Gadis itu membuka buku agendanya dan melihat jadwal Dion hari ini.

"Untuk hari ini, anda tidak memiliki janji dengan rekan anda Pak. Besok pagi jam sepuluh, anda ada meeting dengan Ibu Fira dari Perusahaan Adina Karya di kantor Ibu Fira.

"Terima kasih."

"Sama-sama Pak." ucap Zia.

Dion kembali ke ruangannya dan mulai mempelajari proyek yang di berikan Ayahnya. Jangan di tanya betapa semangatnya ia menjalankan tugas pertamanya ini.

Turun langsung mengawasi proyek pembangunan sebuah Mall. Dan, itu bersama Fira. Bayangkan berapa banyak waktu yang bisa ia habiskan bersamanya. Kemarin dia memang agak kesal tapi itu tidak berlangsung lama. Karena Fira tidak akan bisa membuatnya menyerah.

Besok mereka akan bertemu kembali dan Dion akan memikirkan acara apa yang bisa ia atau mereka lakukan setelah membahas proyek.

"Aku sudah tidak sabar lagi." guman Dion.
.
.
.
.
.
.
.
.
.
.
.

"Selamat pagi senuanya, terima kasih sudah bisa hadir dalam meeting pertama kita pagi ini. Kita akan membahas tentang proses pembangunan proyek Mega Mall Nebula." Fira membuka meeting dengan sangat baik. Penyampaian tentang hal-hal yang akan mereka lakukan di terangkannya secara detail.

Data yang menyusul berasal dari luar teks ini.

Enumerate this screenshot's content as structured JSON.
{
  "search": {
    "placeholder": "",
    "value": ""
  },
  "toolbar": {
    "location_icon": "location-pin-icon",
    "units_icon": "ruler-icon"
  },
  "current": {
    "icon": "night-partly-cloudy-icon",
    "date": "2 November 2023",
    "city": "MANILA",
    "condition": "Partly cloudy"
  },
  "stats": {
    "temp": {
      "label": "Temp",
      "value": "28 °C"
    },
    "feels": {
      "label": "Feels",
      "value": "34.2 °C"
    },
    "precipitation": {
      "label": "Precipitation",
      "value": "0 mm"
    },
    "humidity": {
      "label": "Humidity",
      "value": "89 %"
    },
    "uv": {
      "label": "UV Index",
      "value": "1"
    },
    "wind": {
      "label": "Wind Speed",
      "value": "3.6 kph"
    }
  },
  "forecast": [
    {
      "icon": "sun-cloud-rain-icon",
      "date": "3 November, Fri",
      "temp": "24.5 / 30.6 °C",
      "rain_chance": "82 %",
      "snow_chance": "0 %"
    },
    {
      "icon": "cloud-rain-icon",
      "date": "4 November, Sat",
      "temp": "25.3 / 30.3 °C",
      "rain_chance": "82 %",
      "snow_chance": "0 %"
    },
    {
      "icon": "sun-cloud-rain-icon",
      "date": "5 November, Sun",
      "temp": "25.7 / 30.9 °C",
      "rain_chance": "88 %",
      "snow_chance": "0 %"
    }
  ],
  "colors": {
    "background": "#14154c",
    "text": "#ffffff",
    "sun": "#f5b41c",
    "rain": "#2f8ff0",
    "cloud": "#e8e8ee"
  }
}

Dion dan juga Alex bersama sekretaris masing-masing mendengarkan penjelasan Fira dengan antusias. Mereka bertanya hal-hal yang masih belum di mengerti. Dan dengan mudahnya Fira menjelaskannya kembali. Ia terlihat sangat bersemangat dan cantik.

Dua jam kemudian meeting selesai. Dion belum berniat meninggalkan ruangan itu meski Zia sekretarisnya sudah keluar terlebih dahulu. Bagaimana bisa ia meninggalkan Fira dan Alex hanya berdua saja.

"Apa ada yang belum kamu mengerti?" tanya Dion pada Alex.

"Tidak. Aku sudah mengerti semuanya, walau aku tidak membawa sekretarisku." ucap Alex santai.

"Lalu, kenapa masih ada di sini?"

Alex menaikkan alisnya, menatap heran pada Dion kemudian menatap Fira dengan tatapan penuh tanya. Alex melihat reaksi Fira biasa-biasa saja.

"Apa tidak boleh?" ucap Alex.

"Tentu saja boleh. Tapi sayangnya kaminada urusan lain untuk di bicarakan. Kau tidak keberatan kan?" ucap Dion.

Fira yang sebelumnya terlihat biasa-biasa saja kini terlihat terkejut dengan ucapan Dion. Ia merasa tidak ada urusan lain lagi dengannya. Fira hendak membantah ucapan Dion namun Dion menghentikannya dengan cepat.

"Terima kasih atas pengertian anda Pak Alex. Saya harap pelaksnaan kerja sama kita bisa berjalan dengan sangat baik." ucap Dion yang langsung menjabat tangan Alex.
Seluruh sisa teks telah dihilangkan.